So far as organizational strategy goes, the one that has been in focus of late is data governance. Ever since data analytics as a technology and technique was added as a major weapon to an Enterprise’s competitive armory, governance of the data, too, has gained importance.
Yet, many Enterprises are found to be faltering on this front. There are surveys in the past that have shown that about 80 per cent of organizations that have implemented data governance have either failed or are struggling with it.
Lack of understanding, communication gap, failure to align the program with an enterprise’s overall strategy are some of the common reasons for such failures. Before delving at length on the reasons, let’s first understand what is it that data governance really entails.
Often, organizations confuse data governance with data quality. The latter is the “How” of the data analytics process while governance is the “Who and What”. Data quality is the maintenance of quality standards at an individual project-level, while governance refers to the overall data management in an enterprise – right from the availability stage to data usability, integrity, and its security. Data quality must be a part of the overall data governance system.
According to Stewart Bond, Director of Data Integration and Integrity Software Research at IDC, data governance is not a technology but a process supported by technology. Organizations that believe there is a magic box IT solution will fail, but organizations using an approach that includes business resources working with IT to make tough data decisions in a structure called data governance will be successful, he adds.
Clearly, data governance is policy, not a solution. It nests within any organization that has deployed business analytics as part of its overall strategy – in fact, one of the reasons for data governance failure is it not being aligned with an enterprise’s business strategy. Governance is about ensuring the right implementation of business rules and controls around your organization’s data, and involves the whole-hearted participation of all the departments of a company, especially IT and business. Any attempt to run it in a vacuum or silo means its imminently doomed.
In an article by the Society For Information Management, Michael Goul, an association dean for research and professor of information systems at Arizona State University’s W. P. Carey School of Business, makes an interesting point. While agreeing that data science retains the potential of revolutionizing commerce, he opines that a lot of companies are rushing headlong into the field without putting proper governance systems in place, which, in some cases, could lead to disaster.
Obviously, any organization that has started dealing in data to derive insights needs a data governance program in place. So where does it all start to go wrong, then?
What leads to the failure of a data governance program?
The nature of data is such that it is a shared asset, consumed by many, and so needs ownership. Security, too, is of importance here.
A well-thought out data governance plan must have a governing body, and a defined set of procedures with a plan to execute them. To begin with, one has to identify the custodians of an enterprise’s data assets. Accountability is key here. The policy must identify who in the system is responsible for various aspects of the data – from quality to accessibility to consistency.
Then come the processes. A set of standards and procedures must be defined and developed in relation to how the data is to be stored, backed up, and protected. Not to be left out, a good data governance plan must also have an audit process in place to ensure compliance with government regulations.
Even if an enterprise falters in one of the above areas, it’s data governance plan is bound to fail. But even if an organization gets its right and the governance program takes off, it does not end there. Data governance is an on-going project and not a one-off project. Chances are high that it may falter down the line.
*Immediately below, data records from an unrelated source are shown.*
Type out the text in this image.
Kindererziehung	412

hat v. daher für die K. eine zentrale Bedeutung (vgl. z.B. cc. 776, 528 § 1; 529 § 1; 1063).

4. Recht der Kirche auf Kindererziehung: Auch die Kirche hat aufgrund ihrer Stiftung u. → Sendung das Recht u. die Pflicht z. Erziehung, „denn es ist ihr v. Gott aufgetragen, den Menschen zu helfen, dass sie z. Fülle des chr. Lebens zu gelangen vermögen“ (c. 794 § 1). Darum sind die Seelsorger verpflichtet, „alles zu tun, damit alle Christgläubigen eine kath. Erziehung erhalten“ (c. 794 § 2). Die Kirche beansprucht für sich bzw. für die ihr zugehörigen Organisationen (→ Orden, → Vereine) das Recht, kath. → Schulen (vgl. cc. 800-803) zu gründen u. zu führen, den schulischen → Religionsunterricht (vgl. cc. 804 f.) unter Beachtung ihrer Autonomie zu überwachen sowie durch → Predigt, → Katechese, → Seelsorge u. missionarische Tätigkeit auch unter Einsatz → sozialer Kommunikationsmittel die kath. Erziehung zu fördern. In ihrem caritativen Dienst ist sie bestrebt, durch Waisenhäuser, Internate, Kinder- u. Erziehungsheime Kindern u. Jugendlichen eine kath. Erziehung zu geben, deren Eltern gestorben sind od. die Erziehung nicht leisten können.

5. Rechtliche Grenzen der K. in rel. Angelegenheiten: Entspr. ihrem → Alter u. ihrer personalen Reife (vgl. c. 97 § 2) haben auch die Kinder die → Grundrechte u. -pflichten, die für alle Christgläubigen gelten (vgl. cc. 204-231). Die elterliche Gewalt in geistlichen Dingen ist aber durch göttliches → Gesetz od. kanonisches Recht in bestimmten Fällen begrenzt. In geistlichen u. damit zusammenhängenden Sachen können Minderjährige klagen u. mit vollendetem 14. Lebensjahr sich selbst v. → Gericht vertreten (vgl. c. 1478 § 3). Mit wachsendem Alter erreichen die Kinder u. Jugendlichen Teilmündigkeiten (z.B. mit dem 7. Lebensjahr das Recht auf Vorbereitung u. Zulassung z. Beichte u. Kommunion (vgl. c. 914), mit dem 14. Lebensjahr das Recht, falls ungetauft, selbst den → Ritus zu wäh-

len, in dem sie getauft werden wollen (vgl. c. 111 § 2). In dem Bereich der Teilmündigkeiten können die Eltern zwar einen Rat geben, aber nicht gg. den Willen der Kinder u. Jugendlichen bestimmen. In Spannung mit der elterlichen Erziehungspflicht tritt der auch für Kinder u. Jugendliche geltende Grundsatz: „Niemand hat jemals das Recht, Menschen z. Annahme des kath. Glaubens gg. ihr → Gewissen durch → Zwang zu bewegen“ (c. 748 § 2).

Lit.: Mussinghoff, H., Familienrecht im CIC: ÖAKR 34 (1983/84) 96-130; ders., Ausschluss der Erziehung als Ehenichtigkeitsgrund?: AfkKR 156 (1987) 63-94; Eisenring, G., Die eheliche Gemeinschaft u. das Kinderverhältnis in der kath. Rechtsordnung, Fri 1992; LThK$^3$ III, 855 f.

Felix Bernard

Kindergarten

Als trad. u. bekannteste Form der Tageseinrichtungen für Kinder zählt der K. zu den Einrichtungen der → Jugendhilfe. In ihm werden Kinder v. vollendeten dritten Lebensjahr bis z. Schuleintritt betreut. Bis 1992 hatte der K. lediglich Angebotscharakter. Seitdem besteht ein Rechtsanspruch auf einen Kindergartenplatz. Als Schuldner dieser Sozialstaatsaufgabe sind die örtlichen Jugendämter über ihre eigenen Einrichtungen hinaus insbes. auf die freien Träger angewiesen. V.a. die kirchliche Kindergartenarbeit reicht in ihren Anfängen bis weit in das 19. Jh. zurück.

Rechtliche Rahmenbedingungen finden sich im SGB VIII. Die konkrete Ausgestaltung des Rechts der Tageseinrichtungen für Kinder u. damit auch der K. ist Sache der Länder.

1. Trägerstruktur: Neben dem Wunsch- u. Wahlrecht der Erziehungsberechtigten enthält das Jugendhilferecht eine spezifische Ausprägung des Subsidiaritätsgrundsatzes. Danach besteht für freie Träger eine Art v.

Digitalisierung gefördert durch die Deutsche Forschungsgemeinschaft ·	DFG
Here are some of the reasons why:
- Lack of metrics
- Absence of documentation
- Loss of impetus
As any good analyst will tell you, metrics is the key. If an Enterprise does not know where it’s headed with its data governance plan, reflected in black and white, it’s bound to stutter. Things like targets achieved, dollars saved and risks mitigated need to be measured and recorded.
Failure to record is one of the highest contributory factors for the loss of momentum of any data governance program, say experts. Continuous tracking of the achievements and failures, and updating the data governance council of these will allow a data governance to be a living, breathing creature within an organization. The first sign of success must not be interpreted as time to slow down but instead, used to add to the momentum.